Keywords: carbon nanoparticles, gold nanoparticles, cytotoxicity, cellular processing, DNA functionalised, antibody functionalised, nanotoxicity, nanotechnology, human epithelial cells, polarised lung cells, colon cells, inhalation, ingestion
Human epithelial cell processing of carbon and gold nanoparticles
This paper describes some early cellular and intracellular interactions of human polarised lung and colon epithelial cells (representative of two portals of entry, inhalation and ingestion), following exposure to specific carbon and gold engineered nanoparticles in vitro. Cells were incubated with functionalised and non-functionalised carbon nanotube-derived nanoloops (∼28?60 nm diameter), or gold nanoparticles (2 nm and 10 nm Au-core) which were either non-functionalised, or functionalised with biological proteins or ssDNA and analysed using viability staining, transmission electron microscopy (TEM) and field emission scanning (FESEM) electron microscopy.
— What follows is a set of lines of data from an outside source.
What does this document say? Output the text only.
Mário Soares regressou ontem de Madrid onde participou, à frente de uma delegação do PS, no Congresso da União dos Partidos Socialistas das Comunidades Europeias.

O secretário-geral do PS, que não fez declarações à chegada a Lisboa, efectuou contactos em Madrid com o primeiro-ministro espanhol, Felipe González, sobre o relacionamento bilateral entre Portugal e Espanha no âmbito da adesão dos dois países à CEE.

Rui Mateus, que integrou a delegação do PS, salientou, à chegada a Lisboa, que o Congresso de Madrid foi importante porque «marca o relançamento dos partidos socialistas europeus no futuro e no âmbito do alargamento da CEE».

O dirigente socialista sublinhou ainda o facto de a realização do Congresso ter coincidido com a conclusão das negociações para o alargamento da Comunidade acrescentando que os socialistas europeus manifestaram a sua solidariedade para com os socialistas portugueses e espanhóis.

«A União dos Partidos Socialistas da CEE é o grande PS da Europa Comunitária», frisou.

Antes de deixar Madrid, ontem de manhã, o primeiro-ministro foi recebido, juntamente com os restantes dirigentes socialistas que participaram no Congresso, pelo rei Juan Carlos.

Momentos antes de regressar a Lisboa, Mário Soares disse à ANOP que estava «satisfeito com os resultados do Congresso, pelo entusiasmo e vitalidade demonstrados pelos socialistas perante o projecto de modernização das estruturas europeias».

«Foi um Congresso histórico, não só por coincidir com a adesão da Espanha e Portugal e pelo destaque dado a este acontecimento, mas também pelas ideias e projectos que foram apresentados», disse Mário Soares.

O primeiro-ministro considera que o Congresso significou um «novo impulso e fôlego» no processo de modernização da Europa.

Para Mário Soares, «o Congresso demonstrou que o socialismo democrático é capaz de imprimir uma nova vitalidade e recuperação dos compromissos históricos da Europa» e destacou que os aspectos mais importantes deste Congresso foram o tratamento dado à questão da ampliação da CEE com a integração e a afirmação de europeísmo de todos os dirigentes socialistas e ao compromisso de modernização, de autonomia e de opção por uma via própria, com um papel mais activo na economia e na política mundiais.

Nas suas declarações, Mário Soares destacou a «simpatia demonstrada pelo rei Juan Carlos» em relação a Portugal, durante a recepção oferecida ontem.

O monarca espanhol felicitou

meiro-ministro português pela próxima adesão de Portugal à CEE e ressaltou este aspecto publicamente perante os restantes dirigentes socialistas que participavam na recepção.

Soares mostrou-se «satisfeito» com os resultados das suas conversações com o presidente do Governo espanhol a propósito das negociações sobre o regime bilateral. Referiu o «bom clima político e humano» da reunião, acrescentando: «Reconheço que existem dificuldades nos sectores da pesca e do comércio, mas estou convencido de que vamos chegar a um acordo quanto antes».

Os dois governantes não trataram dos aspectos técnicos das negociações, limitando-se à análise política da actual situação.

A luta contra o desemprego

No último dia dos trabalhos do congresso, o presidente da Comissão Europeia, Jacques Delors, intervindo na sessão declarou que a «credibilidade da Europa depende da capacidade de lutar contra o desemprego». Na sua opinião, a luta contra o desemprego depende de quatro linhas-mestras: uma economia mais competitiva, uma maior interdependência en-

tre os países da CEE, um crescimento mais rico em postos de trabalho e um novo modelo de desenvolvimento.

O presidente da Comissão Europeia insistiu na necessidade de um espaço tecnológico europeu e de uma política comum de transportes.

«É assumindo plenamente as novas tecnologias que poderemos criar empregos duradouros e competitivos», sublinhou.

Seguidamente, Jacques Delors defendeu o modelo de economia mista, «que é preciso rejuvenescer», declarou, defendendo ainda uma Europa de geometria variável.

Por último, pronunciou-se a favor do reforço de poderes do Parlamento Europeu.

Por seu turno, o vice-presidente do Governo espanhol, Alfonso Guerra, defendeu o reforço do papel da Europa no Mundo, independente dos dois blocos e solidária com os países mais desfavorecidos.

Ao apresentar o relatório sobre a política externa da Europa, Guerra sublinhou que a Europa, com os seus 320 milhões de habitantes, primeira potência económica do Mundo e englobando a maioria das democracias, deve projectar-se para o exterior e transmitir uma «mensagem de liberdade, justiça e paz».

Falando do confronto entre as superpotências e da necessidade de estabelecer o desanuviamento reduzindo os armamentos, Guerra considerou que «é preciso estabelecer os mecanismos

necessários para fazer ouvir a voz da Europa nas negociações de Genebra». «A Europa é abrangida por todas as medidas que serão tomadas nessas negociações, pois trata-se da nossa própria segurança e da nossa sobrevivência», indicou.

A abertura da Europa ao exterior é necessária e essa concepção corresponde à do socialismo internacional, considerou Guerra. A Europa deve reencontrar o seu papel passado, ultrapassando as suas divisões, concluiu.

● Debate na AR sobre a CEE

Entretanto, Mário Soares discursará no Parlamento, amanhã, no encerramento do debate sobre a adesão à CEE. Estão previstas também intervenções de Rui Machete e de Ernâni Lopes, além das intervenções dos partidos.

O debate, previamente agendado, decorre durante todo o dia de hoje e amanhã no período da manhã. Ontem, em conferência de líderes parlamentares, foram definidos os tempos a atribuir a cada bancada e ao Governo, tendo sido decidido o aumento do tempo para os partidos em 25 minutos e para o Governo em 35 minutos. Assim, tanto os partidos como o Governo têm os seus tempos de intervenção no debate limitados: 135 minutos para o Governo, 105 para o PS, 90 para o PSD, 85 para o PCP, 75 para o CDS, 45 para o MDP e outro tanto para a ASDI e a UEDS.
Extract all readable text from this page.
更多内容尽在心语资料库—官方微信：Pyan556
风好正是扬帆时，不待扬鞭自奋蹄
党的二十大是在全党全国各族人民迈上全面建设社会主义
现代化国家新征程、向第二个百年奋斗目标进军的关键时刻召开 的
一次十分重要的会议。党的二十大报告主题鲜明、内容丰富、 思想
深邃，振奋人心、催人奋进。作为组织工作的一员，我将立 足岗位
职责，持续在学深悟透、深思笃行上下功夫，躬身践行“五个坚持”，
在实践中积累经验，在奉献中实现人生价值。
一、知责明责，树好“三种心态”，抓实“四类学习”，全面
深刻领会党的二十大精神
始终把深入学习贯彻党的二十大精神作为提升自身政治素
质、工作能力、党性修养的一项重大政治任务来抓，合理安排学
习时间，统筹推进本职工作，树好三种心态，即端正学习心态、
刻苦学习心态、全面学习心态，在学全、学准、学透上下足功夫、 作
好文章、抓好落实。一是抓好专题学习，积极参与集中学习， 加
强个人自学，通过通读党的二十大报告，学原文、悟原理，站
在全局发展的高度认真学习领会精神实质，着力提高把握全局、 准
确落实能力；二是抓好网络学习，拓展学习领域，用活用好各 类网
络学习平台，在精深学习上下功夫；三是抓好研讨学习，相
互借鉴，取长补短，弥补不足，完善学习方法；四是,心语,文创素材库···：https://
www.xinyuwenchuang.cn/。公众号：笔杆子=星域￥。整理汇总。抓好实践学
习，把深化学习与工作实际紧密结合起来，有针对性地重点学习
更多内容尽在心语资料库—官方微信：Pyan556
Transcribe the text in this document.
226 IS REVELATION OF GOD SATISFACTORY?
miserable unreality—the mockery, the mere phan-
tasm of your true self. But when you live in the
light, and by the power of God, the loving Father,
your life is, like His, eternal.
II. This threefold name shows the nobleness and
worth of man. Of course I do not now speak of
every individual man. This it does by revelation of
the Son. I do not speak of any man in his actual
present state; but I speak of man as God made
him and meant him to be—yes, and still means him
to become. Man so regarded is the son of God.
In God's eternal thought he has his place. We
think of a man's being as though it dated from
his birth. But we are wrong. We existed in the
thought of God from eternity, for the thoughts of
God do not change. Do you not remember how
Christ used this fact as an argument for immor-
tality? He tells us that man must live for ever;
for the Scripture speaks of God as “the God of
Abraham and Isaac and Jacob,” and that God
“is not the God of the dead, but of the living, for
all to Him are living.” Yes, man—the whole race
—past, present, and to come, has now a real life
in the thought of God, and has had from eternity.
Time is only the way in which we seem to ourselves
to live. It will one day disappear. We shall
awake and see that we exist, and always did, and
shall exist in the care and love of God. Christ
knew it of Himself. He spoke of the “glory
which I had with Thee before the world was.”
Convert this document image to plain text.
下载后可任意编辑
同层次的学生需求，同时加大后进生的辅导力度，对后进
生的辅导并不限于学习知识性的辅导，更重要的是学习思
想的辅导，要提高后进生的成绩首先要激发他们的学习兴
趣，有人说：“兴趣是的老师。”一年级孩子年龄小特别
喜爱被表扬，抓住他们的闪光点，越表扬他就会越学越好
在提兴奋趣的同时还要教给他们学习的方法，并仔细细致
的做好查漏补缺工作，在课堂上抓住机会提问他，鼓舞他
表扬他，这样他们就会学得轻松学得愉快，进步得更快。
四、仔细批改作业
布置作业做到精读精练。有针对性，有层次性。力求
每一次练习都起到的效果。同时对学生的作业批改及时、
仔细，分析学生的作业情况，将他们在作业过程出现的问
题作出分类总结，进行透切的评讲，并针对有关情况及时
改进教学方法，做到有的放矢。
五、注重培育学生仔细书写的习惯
Even with such diverse nanoparticles and functionalisations, we found that the surface properties and size of the nanoparticles determined their cellular binding, incorporation and/or cytotoxicity. However the cells responded to the different types of nanoparticles using various intracellular routes which differed with the cell type, but all of the nanoparticles ultimately were consolidated into aggregates and transported to the basal cell surface. Nanoparticles that were completely covered with biological macromolecules (i.e., recombinant gClq-R protein, non-immune IgGk, monoclonal antibody to gClq-R, or ssDNA) did not cause ultrastructural damage or changes in the cell monolayers. Monoclonal antibody (mAb)-functionalised carbon nanoloops and ssDNA 100% covered Au-nanodots were incorporated and transported within the colon cells using different cellular pathways than those used by the lung cells. Citrate-capped Au-nanoparticles (2 nm and 10 nm) and 20% DNA covered Au-nanoparticles passed into the colon and lung cells through small holes in the apical cell membrane, which could possibly be produced by lipid peroxidation. Serious forms of cell damage were observed with citrate capped 2 nm and 10 nm Au-nanoparticles (i.e., nuclear localisation (2 nm-Au); intracellular membrane damage (10 nm-Au)). Vital staining used to identify cellular necrosis following nanoparticle exposure, was sometimes misleading showing cell necrosis statistics similar to normal controls, when TEM analysis revealed intracellular and organellar damage in identically treated cells.